Our first spring in the country and we were looking forward to seeing the garden start to bloom, grasses turn green and of course, getting the boat out for the year. We were so excited. We got our dock down and started cleaning up our bayside fire pit.
Then it rained. And rained. And rained.
It rained so much here in Prince Edward County, that our retaining wall went under the water. So did our dock. Mr. L and Carl, the handyman, spent a fierce couple of hours getting the wood planks off the dock before the crazy waves of the Bay of Quinte washed them away.
And then the flooding really started. As the water levels rose in the weeks after the rains, the cement wall that was now under water now sits almost a foot under water and the water line is so high our yard has become a haven for water fowl, ducks and geese who can swim right in off the bay with ease onto our lawn. Perfect for little goslings and ducklings.
The boat house doorways are under mid-calf high water and for safety we have a new “No Go” rule and are thankful we have a fence that separates where our dogs and kids play and that part of our property. There are sink holes, debris and parts of the brick inlay having sank or washed away on the whole shoreline. Any thought of getting a boat in the water from our property, well, if we can get it in this summer at all will be a miracle. I think realistically, we’ll be looking to find a dock slip at the Trenton marina and put into the budget a floating dock installation for the future.
With the most recent reports being that the waters are going to be high for awhile, the expected mid-June receding will probably not happen and we will not be able to assess any damage until it does. PEC is offering sandbags to anyone whose property is at risk and Mr. L borrowed a neighbours tractor and trailer to get the 60 lb bags down to the shoreline to try and protect the boathouse. At least the kids had fun riding around in the trailer!
The large trees by the shore are in danger as the waters erode away the earth and all we can do is be grateful our house, septic system and well are far enough away and on the upper part of our sloped property to be safe from the flood. I worry about the huge willow on one corner that now is just raised a bit above a new pond that has formed where the lawn used to be.
Welcome to living on the water. I suppose it is a risk you take, but as our neighbours (lifers in The County) no one has ever seen the bay this high and the net result is – we are all in the same boat, literally. Unlike last year when the whole place was desperate for rain, now we want it to stop. For awhile. Our wells are full and grasses, gardens and fields sopping wet. Our backyard is great to look at, lush and green, just bring a pair of rubber boots if you want to walk around.

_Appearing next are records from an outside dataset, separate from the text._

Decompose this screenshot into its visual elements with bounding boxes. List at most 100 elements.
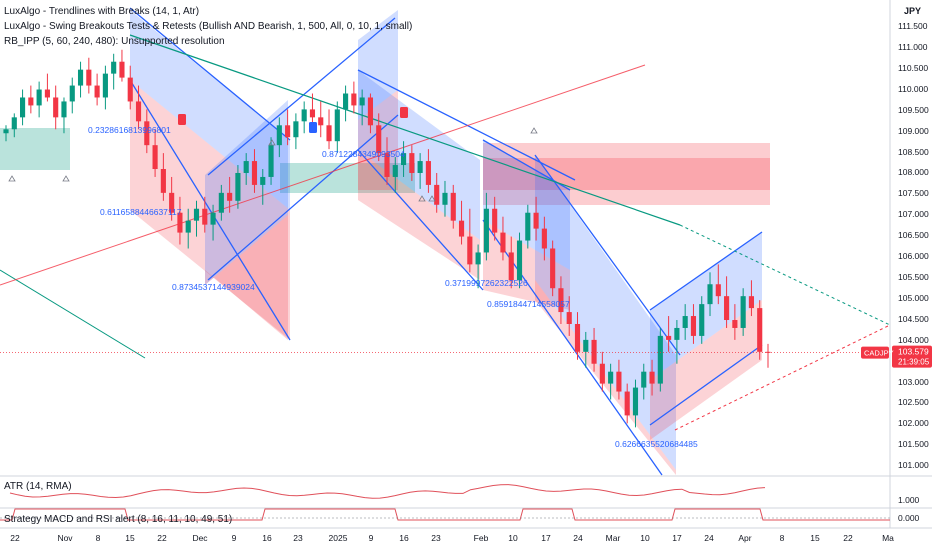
atr-tick-label: 1.000: [898, 495, 920, 505]
candle-body: [425, 161, 431, 185]
candle-body: [351, 93, 357, 106]
candle-body: [450, 192, 456, 221]
time-tick-label: 23: [431, 533, 441, 543]
candle-body: [44, 89, 50, 98]
price-tick-label: 111.000: [898, 42, 928, 52]
candle-body: [36, 89, 42, 106]
candle-body: [525, 212, 531, 241]
candle-body: [326, 125, 332, 142]
candle-body: [591, 339, 597, 364]
candle-body: [740, 296, 746, 328]
candle-body: [624, 391, 630, 416]
candle-body: [508, 252, 514, 281]
price-tick-label: 101.500: [898, 439, 929, 449]
candle-body: [276, 125, 282, 146]
price-tick-label: 109.500: [898, 105, 929, 115]
legend-swing-breakouts[interactable]: LuxAlgo - Swing Breakouts Tests & Retest…: [4, 21, 413, 32]
candle-body: [111, 61, 117, 74]
candle-body: [268, 145, 274, 177]
breakout-marker: [309, 122, 317, 133]
candle-body: [566, 312, 572, 324]
strategy-signal-line: [0, 508, 890, 521]
legend-rb-ipp[interactable]: RB_IPP (5, 60, 240, 480): Unsupported re…: [4, 36, 225, 47]
candle-body: [483, 208, 489, 253]
candle-body: [69, 85, 75, 102]
last-price-value: 103.579: [898, 347, 929, 357]
candle-body: [724, 296, 730, 321]
channel-line-10: [649, 344, 763, 426]
channel-value-label: 0.8734537144939024: [172, 282, 255, 292]
swing-marker: [8, 175, 16, 182]
price-tick-label: 110.000: [898, 84, 928, 94]
candle-body: [251, 161, 258, 185]
candle-body: [193, 208, 200, 221]
candle-body: [301, 109, 307, 122]
candle-body: [757, 308, 763, 352]
candle-body: [160, 169, 166, 193]
time-tick-label: 24: [573, 533, 583, 543]
channel-line-5: [357, 149, 484, 291]
currency-label: JPY: [904, 6, 921, 16]
candle-body: [243, 161, 249, 173]
channel-value-label: 0.6116588446637117: [100, 207, 182, 217]
channel-line-9: [649, 231, 763, 311]
price-tick-label: 104.000: [898, 335, 929, 345]
legend-trendlines[interactable]: LuxAlgo - Trendlines with Breaks (14, 1,…: [4, 6, 200, 17]
candle-body: [674, 327, 680, 340]
demand-zone: [0, 128, 70, 170]
price-tick-label: 109.000: [898, 126, 929, 136]
time-tick-label: Feb: [474, 533, 489, 543]
candle-body: [135, 101, 142, 122]
candle-body: [11, 117, 17, 130]
symbol-badge: [861, 346, 889, 359]
candle-body: [177, 212, 183, 233]
channel-value-label: 0.6266635520684485: [615, 439, 698, 449]
candle-body: [699, 304, 705, 336]
channel-fill-lower-5: [535, 280, 676, 475]
channel-fill-lower-3: [358, 150, 480, 280]
candle-body: [632, 387, 639, 416]
candle-body: [458, 220, 465, 237]
time-tick-label: 8: [96, 533, 101, 543]
time-tick-label: Mar: [606, 533, 621, 543]
time-tick-label: Dec: [192, 533, 208, 543]
price-tick-label: 106.500: [898, 230, 929, 240]
time-tick-label: 17: [541, 533, 551, 543]
swing-marker: [62, 175, 70, 182]
time-tick-label: 9: [232, 533, 237, 543]
time-tick-label: 2025: [329, 533, 348, 543]
candle-body: [19, 97, 26, 118]
candle-body: [293, 121, 299, 138]
candle-body: [28, 97, 34, 106]
candle-body: [574, 323, 581, 352]
channel-line-3: [207, 114, 399, 281]
channel-fill-1: [205, 100, 288, 285]
candle-body: [583, 339, 589, 352]
strategy-pane-label[interactable]: Strategy MACD and RSI alert (8, 16, 11, …: [4, 514, 233, 525]
candle-body: [608, 371, 614, 384]
time-tick-label: 15: [125, 533, 135, 543]
candle-body: [707, 284, 713, 305]
candle-body: [682, 316, 688, 328]
candle-body: [616, 371, 622, 392]
candle-body: [309, 109, 316, 118]
candle-body: [409, 153, 415, 173]
swing-marker: [418, 195, 426, 202]
candle-body: [442, 192, 448, 205]
trendline-projection: [679, 224, 891, 326]
candle-body: [516, 240, 523, 281]
price-tick-label: 101.000: [898, 460, 929, 470]
candle-body: [732, 320, 738, 328]
candle-body: [285, 125, 291, 138]
channel-line-4: [357, 69, 576, 181]
atr-pane-label[interactable]: ATR (14, RMA): [4, 481, 72, 492]
swing-marker: [530, 127, 538, 134]
candle-body: [467, 236, 473, 265]
channel-fill-0: [130, 10, 290, 210]
trendline-projection: [674, 324, 891, 431]
candle-body: [533, 212, 539, 229]
price-tick-label: 108.500: [898, 147, 929, 157]
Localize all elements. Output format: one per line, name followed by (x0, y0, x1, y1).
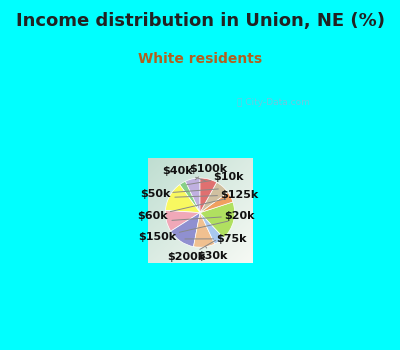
Text: $10k: $10k (186, 173, 244, 185)
Wedge shape (194, 212, 215, 247)
Wedge shape (180, 181, 200, 212)
Wedge shape (165, 210, 200, 231)
Wedge shape (166, 185, 200, 212)
Text: Income distribution in Union, NE (%): Income distribution in Union, NE (%) (16, 12, 384, 30)
Text: $125k: $125k (175, 190, 258, 200)
Text: $75k: $75k (185, 234, 247, 244)
Text: $50k: $50k (140, 189, 218, 199)
Wedge shape (171, 212, 200, 247)
Wedge shape (200, 178, 217, 212)
Wedge shape (200, 192, 233, 212)
Text: $30k: $30k (197, 246, 227, 261)
Text: $40k: $40k (162, 166, 205, 181)
Wedge shape (200, 182, 228, 212)
Text: ⓘ City-Data.com: ⓘ City-Data.com (237, 98, 310, 107)
Text: $20k: $20k (172, 211, 254, 221)
Text: White residents: White residents (138, 52, 262, 66)
Wedge shape (185, 178, 200, 212)
Text: $60k: $60k (137, 199, 226, 221)
Text: $200k: $200k (167, 240, 216, 262)
Text: $150k: $150k (138, 221, 228, 242)
Wedge shape (200, 212, 224, 244)
Text: $100k: $100k (189, 164, 227, 180)
Wedge shape (200, 202, 235, 238)
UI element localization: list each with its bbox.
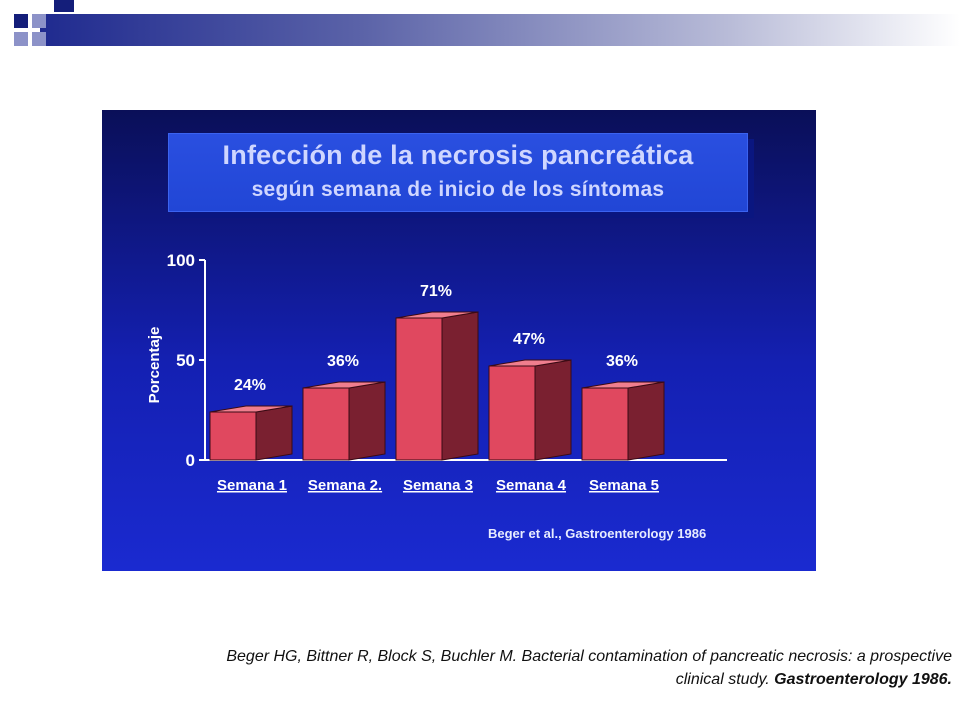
header-square-icon bbox=[32, 14, 46, 28]
chart-title: Infección de la necrosis pancreática bbox=[222, 140, 694, 170]
y-tick-label: 100 bbox=[167, 251, 195, 270]
bar-side bbox=[255, 405, 293, 461]
bar-value-label: 71% bbox=[420, 283, 452, 300]
bar-value-label: 36% bbox=[606, 353, 638, 370]
header-square-icon bbox=[14, 14, 28, 28]
bar-side bbox=[534, 359, 572, 461]
x-tick-label: Semana 5 bbox=[589, 477, 659, 494]
x-tick-label: Semana 4 bbox=[496, 477, 567, 494]
header-square-icon bbox=[32, 32, 46, 46]
bar-side bbox=[348, 381, 386, 461]
bar-value-label: 36% bbox=[327, 353, 359, 370]
bar-value-label: 47% bbox=[513, 331, 545, 348]
x-tick-label: Semana 1 bbox=[217, 477, 287, 494]
chart-subtitle: según semana de inicio de los síntomas bbox=[251, 178, 665, 201]
bar-chart: 0 50 100 Porcentaje 24% Semana 1 36% Semana 2. 7… bbox=[146, 251, 727, 494]
bar bbox=[395, 317, 443, 461]
citation-text: Beger HG, Bittner R, Block S, Buchler M.… bbox=[226, 648, 952, 688]
y-tick-label: 50 bbox=[176, 351, 195, 370]
y-axis-label: Porcentaje bbox=[146, 327, 163, 404]
x-tick-label: Semana 2. bbox=[308, 477, 382, 494]
bar bbox=[302, 387, 350, 461]
header-gradient-bar bbox=[40, 14, 960, 46]
bar bbox=[209, 411, 257, 461]
bar-side bbox=[627, 381, 665, 461]
bar-side bbox=[441, 311, 479, 461]
citation: Beger HG, Bittner R, Block S, Buchler M.… bbox=[200, 645, 952, 691]
header-square-icon bbox=[54, 0, 74, 12]
bar-value-label: 24% bbox=[234, 377, 266, 394]
x-tick-label: Semana 3 bbox=[403, 477, 473, 494]
chart-title-box: Infección de la necrosis pancreática seg… bbox=[168, 133, 748, 212]
y-tick-label: 0 bbox=[186, 451, 195, 470]
bar bbox=[581, 387, 629, 461]
source-note: Beger et al., Gastroenterology 1986 bbox=[488, 526, 707, 541]
bar bbox=[488, 365, 536, 461]
citation-journal: Gastroenterology 1986. bbox=[774, 671, 952, 688]
header-square-icon bbox=[14, 32, 28, 46]
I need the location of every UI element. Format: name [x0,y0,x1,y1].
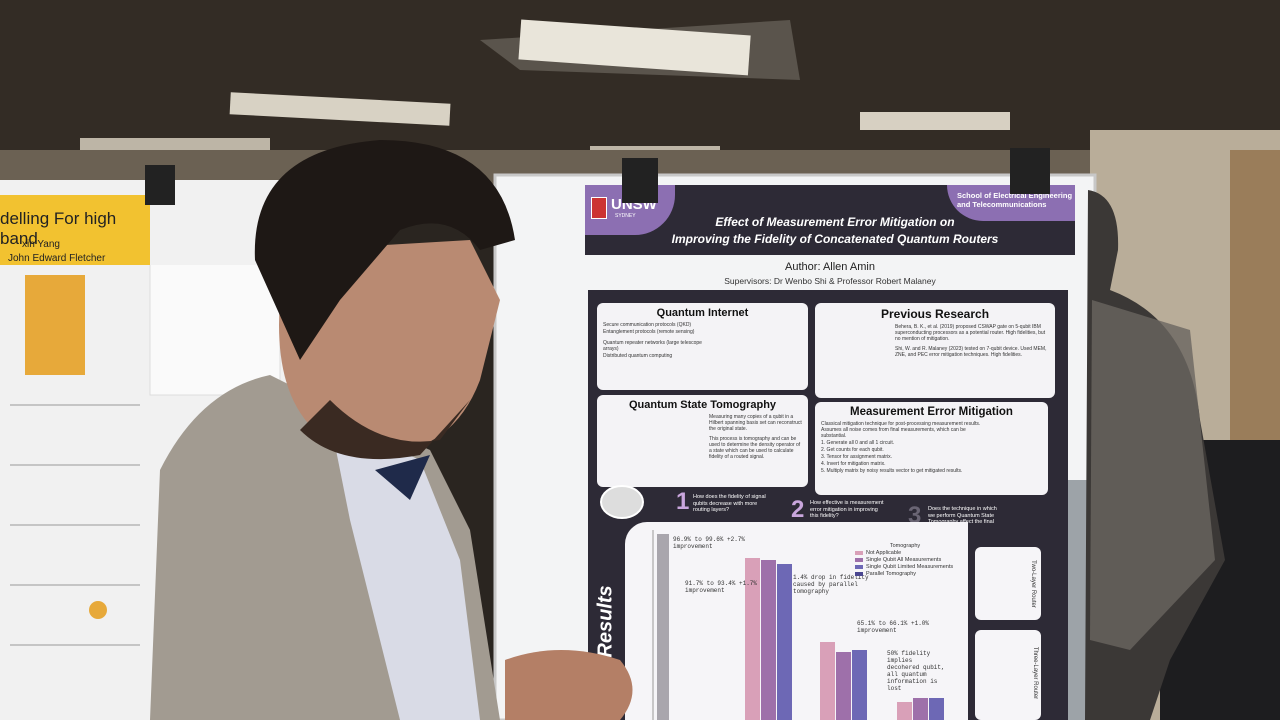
section-text: Distributed quantum computing [603,353,673,359]
section-text: Behera, B. K., et al. (2019) proposed CS… [895,324,1046,342]
left-poster-title: delling For high band [0,209,117,248]
legend-title: Tomography [889,543,921,549]
section: Previous Research Behera, B. K., et al. … [815,303,1055,398]
section-text: 1. Generate all 0 and all 1 circuit. [821,440,895,446]
section-text: Entanglement protocols (remote sensing) [603,329,695,335]
router-panel: Three-Layer Router [975,630,1041,720]
annotation: 91.7% to 93.4% +1.7% improvement [685,580,758,594]
legend-label: Single Qubit All Measurements [866,557,942,563]
question: How effective is measurement error mitig… [810,500,884,519]
section-text: This process is tomography and can be us… [709,436,801,460]
left-poster-header: delling For high band xin Yang John Edwa… [0,195,150,265]
section-text: Secure communication protocols (QKD) [603,322,692,328]
crest [591,197,607,219]
poster-title: Improving the Fidelity of Concatenated Q… [671,232,999,246]
legend: Tomography Not Applicable Single Qubit A… [855,542,955,578]
section-text: Quantum repeater networks (large telesco… [603,340,702,352]
section-text: 3. Tensor for assignment matrix. [821,454,893,460]
content-panel: Quantum Internet Secure communication pr… [588,290,1068,720]
supervisors: Supervisors: Dr Wenbo Shi & Professor Ro… [724,276,936,286]
annotation: 96.9% to 99.6% +2.7% improvement [673,536,746,550]
section-title: Quantum State Tomography [628,399,777,411]
section: Quantum State Tomography Measuring many … [597,395,808,487]
annotation: 65.1% to 66.1% +1.0% improvement [857,620,930,634]
legend-label: Single Qubit Limited Measurements [866,564,954,570]
results-chart-area: 96.9% to 99.6% +2.7% improvement 91.7% t… [625,522,968,720]
router-panel: Two-Layer Router [975,547,1041,620]
legend-entry: Single Qubit All Measurements [855,557,955,563]
question-number: 2 [791,496,805,523]
author: John Edward Fletcher [8,253,106,264]
section-text: Shi, W. and R. Malaney (2023) tested on … [895,346,1047,358]
question: How does the fidelity of signal qubits d… [693,494,766,513]
school: School of Electrical Engineering and Tel… [957,191,1073,209]
legend-label: Not Applicable [866,550,902,556]
legend-label: Parallel Tomography [866,571,917,577]
results-chart [652,530,944,720]
section-text: 4. Invert for mitigation matrix. [821,461,886,467]
poster-header: School of Electrical Engineering and Tel… [585,185,1075,255]
legend-entry: Single Qubit Limited Measurements [855,564,955,570]
section: Quantum Internet Secure communication pr… [597,303,808,390]
section-text: Measuring many copies of a qubit in a Hi… [709,414,802,432]
annotation: 50% fidelity implies decohered qubit, al… [887,650,945,692]
legend-entry: Not Applicable [855,550,955,556]
section-title: Measurement Error Mitigation [850,406,1013,418]
poster-title: Effect of Measurement Error Mitigation o… [715,215,955,229]
legend-entry: Parallel Tomography [855,571,955,577]
section-text: 2. Get counts for each qubit. [821,447,884,453]
annotation: 1.4% drop in fidelity caused by parallel… [793,574,869,595]
author: Author: Allen Amin [785,261,875,273]
section-title: Quantum Internet [656,307,749,319]
section: Measurement Error Mitigation Classical m… [815,402,1048,495]
section-text: 5. Multiply matrix by noisy results vect… [821,468,963,474]
logo-sub: SYDNEY [615,213,636,219]
section-title: Previous Research [880,307,990,321]
question-number: 1 [676,488,690,515]
section-text: Classical mitigation technique for post-… [821,421,981,439]
eye-icon [600,485,644,519]
author: xin Yang [22,239,60,250]
left-poster-figures [10,265,281,646]
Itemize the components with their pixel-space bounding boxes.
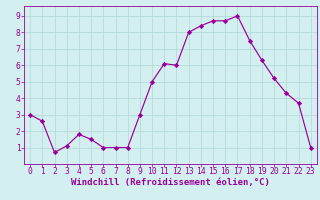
X-axis label: Windchill (Refroidissement éolien,°C): Windchill (Refroidissement éolien,°C): [71, 178, 270, 187]
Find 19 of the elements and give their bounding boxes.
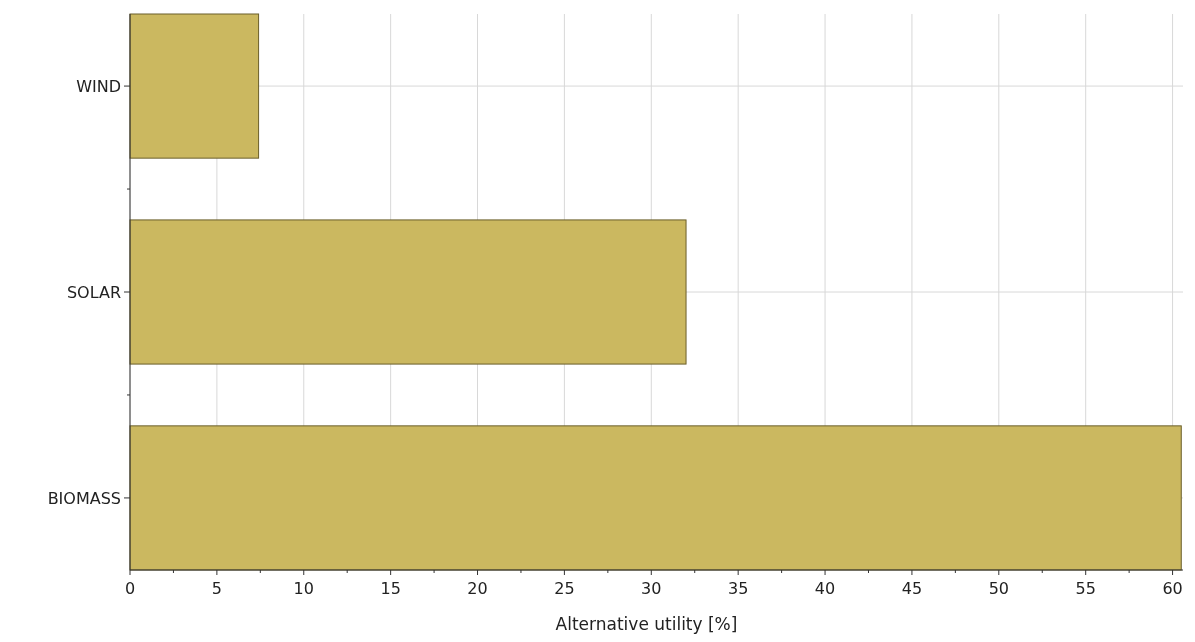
x-tick-label: 15 (380, 579, 401, 598)
x-axis-title: Alternative utility [%] (555, 614, 738, 634)
x-tick-label: 45 (901, 579, 923, 598)
x-tick-label: 55 (1075, 579, 1096, 598)
x-tick-label: 60 (1162, 579, 1183, 598)
x-tick-label: 30 (641, 579, 662, 598)
bar (129, 219, 687, 365)
x-tick-label: 25 (554, 579, 575, 598)
x-tick-label: 20 (467, 579, 488, 598)
x-tick-label: 5 (211, 579, 222, 598)
y-tick-label: BIOMASS (47, 488, 121, 508)
x-tick-label: 0 (124, 579, 136, 598)
bar (129, 13, 260, 159)
y-tick-label: SOLAR (66, 283, 121, 302)
x-tick-label: 10 (293, 579, 314, 598)
x-tick-label: 50 (988, 579, 1009, 598)
y-tick-label: WIND (76, 77, 121, 97)
x-tick-label: 40 (814, 579, 836, 598)
x-tick-label: 35 (727, 579, 749, 598)
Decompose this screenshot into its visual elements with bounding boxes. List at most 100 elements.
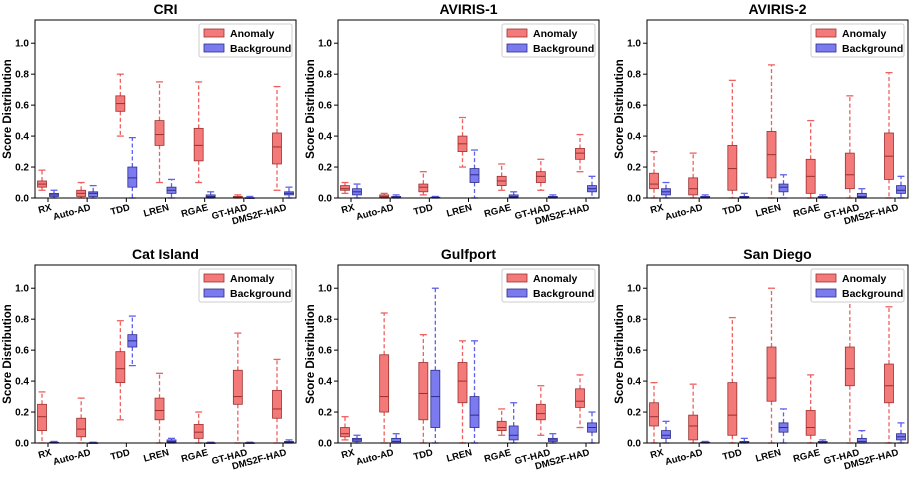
anomaly-box bbox=[272, 132, 282, 165]
x-tick-label: TDD bbox=[109, 447, 131, 463]
y-tick-label: 0.8 bbox=[627, 315, 641, 326]
x-tick-label: TDD bbox=[721, 447, 743, 463]
x-tick-label: RGAE bbox=[483, 202, 512, 220]
y-tick-label: 0.2 bbox=[627, 408, 641, 419]
chart-panel: Gulfport Score Distribution 0.0 0.2 0.4 0.6 0.… bbox=[305, 246, 600, 472]
chart-panel: Cat Island Score Distribution 0.0 0.2 0.4 0.6… bbox=[2, 246, 297, 472]
y-tick-label: 0.8 bbox=[318, 70, 332, 81]
y-tick-label: 0.6 bbox=[318, 101, 332, 112]
background-box bbox=[896, 185, 906, 194]
x-tick-label: TDD bbox=[412, 447, 434, 463]
background-box bbox=[469, 168, 480, 183]
legend-swatch-anomaly bbox=[203, 28, 225, 38]
anomaly-box bbox=[154, 120, 165, 146]
anomaly-box bbox=[688, 414, 699, 441]
y-tick-label: 0.4 bbox=[318, 377, 332, 388]
anomaly-box bbox=[535, 403, 546, 421]
x-tick-label: LREN bbox=[754, 447, 782, 464]
x-tick-label: TDD bbox=[412, 202, 434, 218]
anomaly-box bbox=[535, 171, 546, 183]
anomaly-box bbox=[154, 397, 165, 421]
anomaly-box bbox=[340, 185, 350, 191]
chart-panel: AVIRIS-1 Score Distribution 0.0 0.2 0.4 0.6 0.… bbox=[305, 1, 600, 227]
y-tick-label: 1.0 bbox=[318, 39, 332, 50]
x-tick-label: RX bbox=[340, 447, 356, 461]
anomaly-box bbox=[805, 410, 816, 436]
anomaly-box bbox=[649, 402, 659, 427]
x-tick-label: RGAE bbox=[792, 447, 821, 465]
x-tick-label: Auto-AD bbox=[664, 447, 704, 468]
y-axis-label: Score Distribution bbox=[2, 304, 14, 404]
chart-title: Gulfport bbox=[441, 246, 497, 262]
y-tick-label: 0.0 bbox=[627, 439, 641, 450]
y-tick-label: 0.4 bbox=[15, 132, 29, 143]
anomaly-box bbox=[649, 172, 659, 190]
legend-swatch-background bbox=[815, 288, 837, 298]
x-tick-label: Auto-AD bbox=[52, 447, 92, 468]
legend-swatch-anomaly bbox=[203, 273, 225, 283]
y-tick-label: 0.0 bbox=[318, 194, 332, 205]
y-axis-label: Score Distribution bbox=[305, 304, 317, 404]
y-tick-label: 1.0 bbox=[15, 39, 29, 50]
x-tick-label: Auto-AD bbox=[355, 202, 395, 223]
x-tick-label: LREN bbox=[142, 447, 170, 464]
x-tick-label: LREN bbox=[445, 447, 473, 464]
x-tick-label: RX bbox=[649, 202, 665, 216]
chart-panel: San Diego Score Distribution 0.0 0.2 0.4 0.6 0… bbox=[614, 246, 909, 472]
x-tick-label: Auto-AD bbox=[355, 447, 395, 468]
anomaly-box bbox=[418, 183, 429, 193]
y-tick-label: 0.2 bbox=[15, 163, 29, 174]
chart-title: CRI bbox=[153, 1, 177, 17]
legend-label-background: Background bbox=[230, 288, 291, 300]
background-box bbox=[127, 166, 138, 188]
anomaly-box bbox=[37, 403, 47, 432]
chart-title: Cat Island bbox=[132, 246, 199, 262]
legend-label-background: Background bbox=[533, 288, 594, 300]
legend-swatch-anomaly bbox=[506, 28, 528, 38]
anomaly-box bbox=[496, 420, 507, 432]
y-axis-label: Score Distribution bbox=[2, 59, 14, 159]
anomaly-box bbox=[575, 388, 585, 408]
y-tick-label: 1.0 bbox=[318, 284, 332, 295]
anomaly-box bbox=[457, 362, 468, 404]
y-tick-label: 0.6 bbox=[627, 346, 641, 357]
legend-label-anomaly: Anomaly bbox=[842, 28, 887, 40]
anomaly-box bbox=[340, 427, 350, 438]
chart-title: San Diego bbox=[743, 246, 811, 262]
background-box bbox=[88, 191, 99, 197]
chart-title: AVIRIS-1 bbox=[439, 1, 497, 17]
anomaly-box bbox=[766, 346, 777, 402]
anomaly-box bbox=[193, 424, 204, 439]
chart-panel: AVIRIS-2 Score Distribution 0.0 0.2 0.4 0.6 0.… bbox=[614, 1, 909, 227]
x-tick-label: LREN bbox=[445, 202, 473, 219]
background-box bbox=[430, 369, 441, 428]
y-tick-label: 1.0 bbox=[627, 284, 641, 295]
anomaly-box bbox=[727, 144, 738, 191]
y-tick-label: 0.6 bbox=[15, 346, 29, 357]
legend-label-background: Background bbox=[842, 43, 903, 55]
anomaly-box bbox=[884, 363, 894, 404]
legend-label-background: Background bbox=[533, 43, 594, 55]
legend-label-anomaly: Anomaly bbox=[230, 28, 275, 40]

On another note, turtles are beginning to migrate. We have a little one who seems confused in our backyard and keeps running circles around the grass. I have had to move him once or twice to keep it away from the dogs. The pond, though murky (another mystery that we’re trying to solve) has some great foliage and those wet-loving plants are blossoming.
Things of note these past few weeks that I have found in and around Prince Edward County:
Rocia Naturals – when the seasons change, my skin goes a little haywire. After a bad outbreak of eczema on my face, I went in search for organic, all natural and local skin care products and found Rocia in Brighton. They are the best thing ever. The two ladies running this business are so helpful, and their products cleared up my eczema and it’s all I will use from now on.
Another shout out to Campbell’s Orchards for putting on a fun-filled Easter Extravaganza. Face painting, chocolate eggs and treats. The addition of County Cider to the festivities was much welcome!
One thing I have been searching for in PEC is a yoga studio. Practicing off and on for almost 15 years, I missed over the winter having a regular studio to attend classes. I was thrilled to find Mindful Movements in the County. Having an extra excuse to head down the cute town of Picton once a week is an added bonus.
Potter’s Creek Conservation Area – another great conservation area by Quinte Conservation. This free area has hiking trails, old bridges, ponds and tons to explore. We enjoyed the May 24 weekend with another spring hike down the Creek Path.